Students only need do the math to find that CWSL's scheme is designed to only send about its top 2/3 to the CA Bar exam to inflate its bar pass rate (which doesn't seem to be working anyway). The scheme also allows, if 100 of 300 are dismissed, the school take in an additional $300,000 per year (30k/student) from students who will never earn a CWSL JD.
Posted by: CWSL_Students_Vent | 29 November 2006 at 09:50 PM
Bill, thanks for your comment. I really like the fact that the legal profession is open to people without sterling credentials. For many aspiring attorneys, hard work and perseverance are all that is needed to succeed.
But I just want to make sure that we are dealing from the top of the deck: Disclosure the risks! Also, I think the legal academy need to re-engage on the issue of the bar examination. It is not a particularly good test, and it is a significant barrier for many students.
Posted by: William Henderson | 07 September 2006 at 01:41 PM
Bill:
You raise a very interesting set of issues. But there are a number of other factors that make any assessment more complicated.

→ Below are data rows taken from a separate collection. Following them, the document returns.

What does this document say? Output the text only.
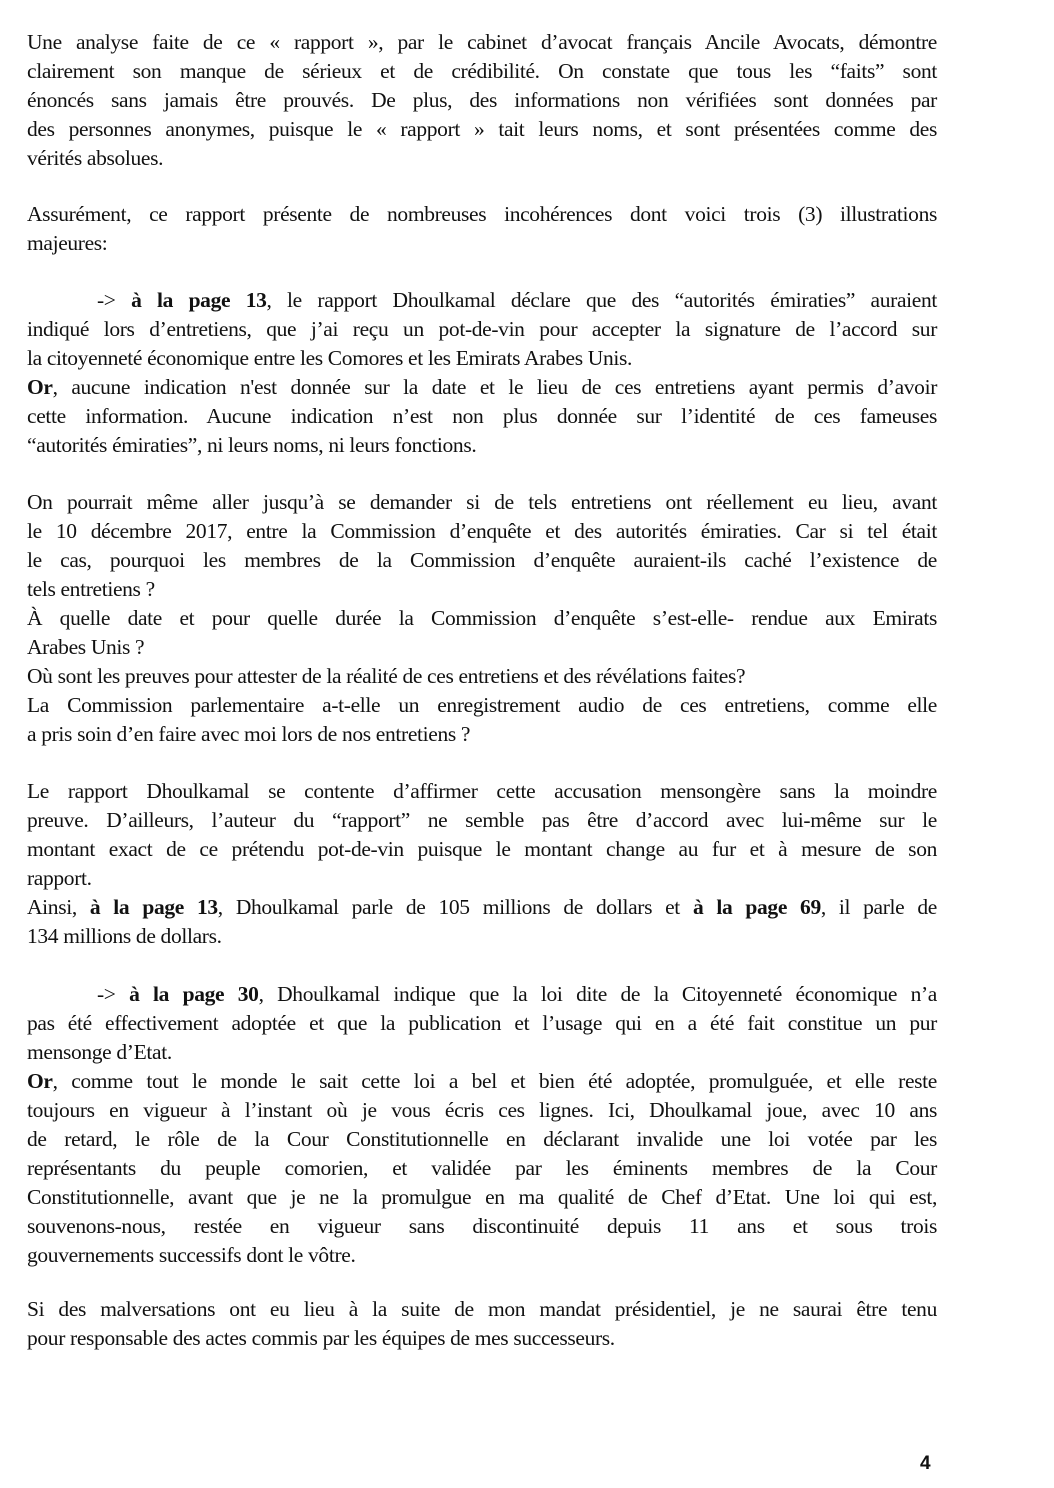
Une analyse faite de ce « rapport », par le cabinet d’avocat français Ancile Avocats, démontre
clairement son manque de sérieux et de crédibilité. On constate que tous les “faits” sont
énoncés sans jamais être prouvés. De plus, des informations non vérifiées sont données par
des personnes anonymes, puisque le « rapport » tait leurs noms, et sont présentées comme des
vérités absolues.
Assurément, ce rapport présente de nombreuses incohérences dont voici trois (3) illustrations
majeures:
-> à la page 13, le rapport Dhoulkamal déclare que des “autorités émiraties” auraient
indiqué lors d’entretiens, que j’ai reçu un pot-de-vin pour accepter la signature de l’accord sur
la citoyenneté économique entre les Comores et les Emirats Arabes Unis.
Or, aucune indication n'est donnée sur la date et le lieu de ces entretiens ayant permis d’avoir
cette information. Aucune indication n’est non plus donnée sur l’identité de ces fameuses
“autorités émiraties”, ni leurs noms, ni leurs fonctions.
On pourrait même aller jusqu’à se demander si de tels entretiens ont réellement eu lieu, avant
le 10 décembre 2017, entre la Commission d’enquête et des autorités émiraties. Car si tel était
le cas, pourquoi les membres de la Commission d’enquête auraient-ils caché l’existence de
tels entretiens ?
À quelle date et pour quelle durée la Commission d’enquête s’est-elle- rendue aux Emirats
Arabes Unis ?
Où sont les preuves pour attester de la réalité de ces entretiens et des révélations faites?
La Commission parlementaire a-t-elle un enregistrement audio de ces entretiens, comme elle
a pris soin d’en faire avec moi lors de nos entretiens ?
Le rapport Dhoulkamal se contente d’affirmer cette accusation mensongère sans la moindre
preuve. D’ailleurs, l’auteur du “rapport” ne semble pas être d’accord avec lui-même sur le
montant exact de ce prétendu pot-de-vin puisque le montant change au fur et à mesure de son
rapport.
Ainsi, à la page 13, Dhoulkamal parle de 105 millions de dollars et à la page 69, il parle de
134 millions de dollars.
-> à la page 30, Dhoulkamal indique que la loi dite de la Citoyenneté économique n’a
pas été effectivement adoptée et que la publication et l’usage qui en a été fait constitue un pur
mensonge d’Etat.
Or, comme tout le monde le sait cette loi a bel et bien été adoptée, promulguée, et elle reste
toujours en vigueur à l’instant où je vous écris ces lignes. Ici, Dhoulkamal joue, avec 10 ans
de retard, le rôle de la Cour Constitutionnelle en déclarant invalide une loi votée par les
représentants du peuple comorien, et validée par les éminents membres de la Cour
Constitutionnelle, avant que je ne la promulgue en ma qualité de Chef d’Etat. Une loi qui est,
souvenons-nous, restée en vigueur sans discontinuité depuis 11 ans et sous trois
gouvernements successifs dont le vôtre.
Si des malversations ont eu lieu à la suite de mon mandat présidentiel, je ne saurai être tenu
pour responsable des actes commis par les équipes de mes successeurs.
4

Many schools with bar passage issues are historically "schools of opportunity". GGU, where I teach, arose as part of the early 20th century backlash against exclusionary practices in the legal profession and legal education--to serve as a point of entry to a profession that was (is?)unresponsive to the needs of immigrants, people of color, women.

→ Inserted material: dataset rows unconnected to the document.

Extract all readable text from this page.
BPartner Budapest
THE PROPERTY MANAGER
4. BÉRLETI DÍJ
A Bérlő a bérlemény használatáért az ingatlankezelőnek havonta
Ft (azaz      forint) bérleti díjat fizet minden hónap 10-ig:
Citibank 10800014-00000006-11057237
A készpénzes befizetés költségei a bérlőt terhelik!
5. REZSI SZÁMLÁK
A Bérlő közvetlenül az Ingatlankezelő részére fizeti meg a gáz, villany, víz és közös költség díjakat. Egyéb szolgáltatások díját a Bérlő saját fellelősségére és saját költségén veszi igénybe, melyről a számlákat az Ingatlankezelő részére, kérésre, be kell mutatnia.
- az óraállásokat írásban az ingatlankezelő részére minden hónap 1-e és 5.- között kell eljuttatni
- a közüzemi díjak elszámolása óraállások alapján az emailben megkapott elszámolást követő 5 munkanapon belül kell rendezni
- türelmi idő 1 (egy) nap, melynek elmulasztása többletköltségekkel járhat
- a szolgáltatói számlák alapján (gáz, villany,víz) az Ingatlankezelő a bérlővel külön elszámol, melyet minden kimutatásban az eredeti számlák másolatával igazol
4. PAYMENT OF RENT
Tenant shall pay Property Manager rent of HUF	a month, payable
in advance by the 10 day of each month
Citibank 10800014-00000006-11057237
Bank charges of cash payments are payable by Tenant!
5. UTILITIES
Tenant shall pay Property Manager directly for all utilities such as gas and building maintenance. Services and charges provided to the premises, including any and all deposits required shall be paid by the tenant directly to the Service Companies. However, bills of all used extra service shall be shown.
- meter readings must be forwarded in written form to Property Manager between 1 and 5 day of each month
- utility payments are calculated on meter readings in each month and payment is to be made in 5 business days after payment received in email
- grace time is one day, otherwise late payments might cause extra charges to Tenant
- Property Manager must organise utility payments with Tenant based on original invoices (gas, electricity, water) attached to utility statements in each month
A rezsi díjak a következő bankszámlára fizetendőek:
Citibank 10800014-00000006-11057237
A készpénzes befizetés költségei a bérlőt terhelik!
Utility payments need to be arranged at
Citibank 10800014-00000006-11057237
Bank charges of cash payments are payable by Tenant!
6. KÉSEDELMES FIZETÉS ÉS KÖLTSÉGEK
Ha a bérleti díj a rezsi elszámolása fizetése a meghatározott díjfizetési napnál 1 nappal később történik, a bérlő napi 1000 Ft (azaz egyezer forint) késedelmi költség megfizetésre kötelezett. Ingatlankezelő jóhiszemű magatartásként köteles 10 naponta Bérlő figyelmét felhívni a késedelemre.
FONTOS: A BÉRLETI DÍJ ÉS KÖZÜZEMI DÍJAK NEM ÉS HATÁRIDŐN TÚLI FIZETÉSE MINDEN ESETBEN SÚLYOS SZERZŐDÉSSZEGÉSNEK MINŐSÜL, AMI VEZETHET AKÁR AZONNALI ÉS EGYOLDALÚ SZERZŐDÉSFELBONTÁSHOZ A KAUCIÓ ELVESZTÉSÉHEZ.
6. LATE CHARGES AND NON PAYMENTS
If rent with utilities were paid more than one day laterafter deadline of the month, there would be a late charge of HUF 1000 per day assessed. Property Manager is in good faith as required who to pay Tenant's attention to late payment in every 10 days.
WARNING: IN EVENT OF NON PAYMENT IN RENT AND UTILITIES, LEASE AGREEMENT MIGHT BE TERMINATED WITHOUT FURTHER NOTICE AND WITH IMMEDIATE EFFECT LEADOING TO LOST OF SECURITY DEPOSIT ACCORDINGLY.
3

At GGU, we admit some students with lesser gpa and LSAT indicators, realizing that these are imperfect predictors of success at school or on the bar exam. We get a very mixed class of students--some who will do well anywhere (e.g., night students with Ph.D.s in biochemistry who want to become patent lawyers--and who are very interesting to teach!), and some who turn out not to be prepared for the unforgiving nature of law pedagogy and exams. It's hard to tell who will end up where by gpa and LSAT alone. As one colleague of mine reminds me, we don't admit people to the bottom half of the class. Some students with low numbers thrive, others do not.

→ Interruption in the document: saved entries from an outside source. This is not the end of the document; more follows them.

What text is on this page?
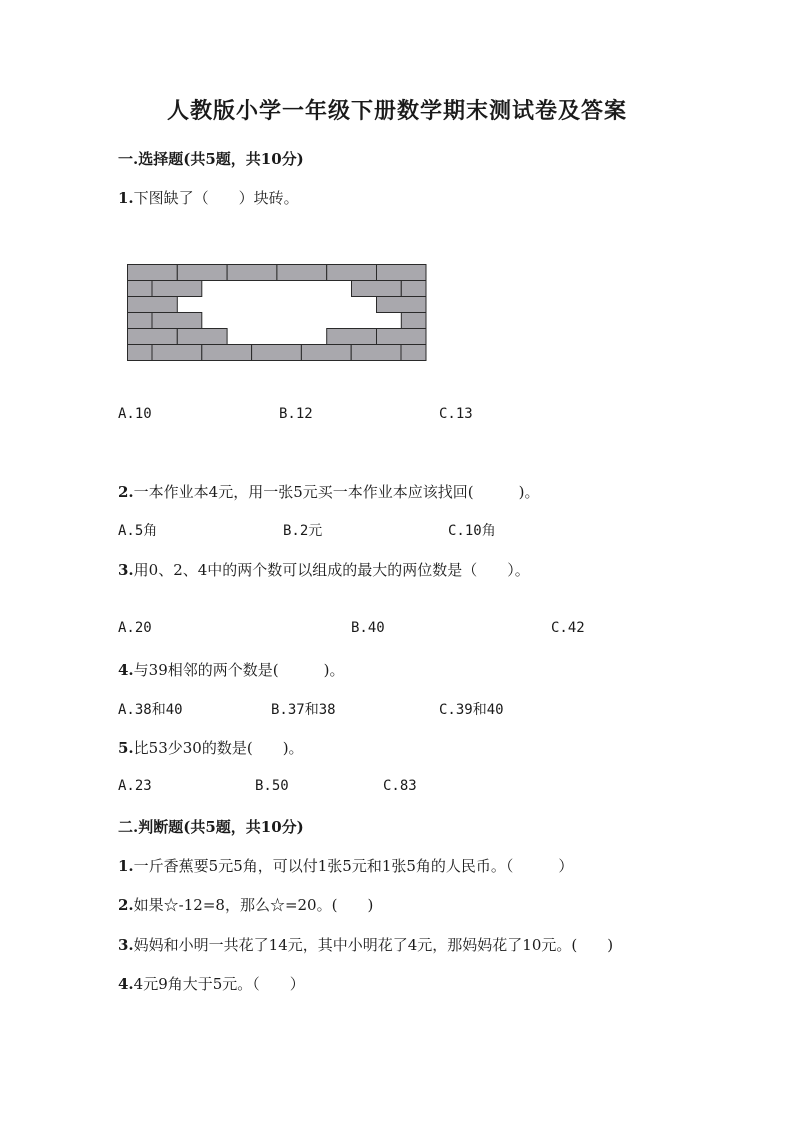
人教版小学一年级下册数学期末测试卷及答案
一.选择题(共5题，共10分)
1.下图缺了（　　）块砖。
A.10	B.12	C.13
2.一本作业本4元，用一张5元买一本作业本应该找回(　　　)。
A.5角	B.2元	C.10角
3.用0、2、4中的两个数可以组成的最大的两位数是（　　）。
A.20	B.40	C.42
4.与39相邻的两个数是(　　　)。
A.38和40	B.37和38	C.39和40
5.比53少30的数是(　　)。
A.23	B.50	C.83
二.判断题(共5题，共10分)
1.一斤香蕉要5元5角，可以付1张5元和1张5角的人民币。（　　　）
2.如果☆-12=8，那么☆=20。(　　)
3.妈妈和小明一共花了14元，其中小明花了4元，那妈妈花了10元。(　　)
4.4元9角大于5元。（　　）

Plus, a large number of students who matriculate do have academic problems early on, and we have a duty not to let them stay enrolled if they will not have a realistic chance of success in school, on the bar, or as lawyers. And an equally large number of students who do well in our first year classes end up transferring to more elite law schools who rejected them initially (and do very well there!)So we (and they) are clearly doing some things right.
I don't think many schools, mine included, are driven to accept students solely to take their tuition dollars for a semester or two before dumping them for academic deficiencies. Most schools like GGU have in place (or are developing) extensive academic support programs that are aimed at providing students with skills necessary to succeed, even if a significant number will not make it. And a number of schools are also implementing the kinds of programs that the study you cite (with data from U.Richmond SOL)has put in place.
One thing that amazes me is the dearth of solid empirical evidence regarding what is and what is not effective in teaching law. My wife teaches first grade, and those folks have decades of research findings to guide their understanding of, say, what is effective in teaching reading or math skills.
Thanks for publicizing what looks to be an important study for law teaching, and for raising some important issues.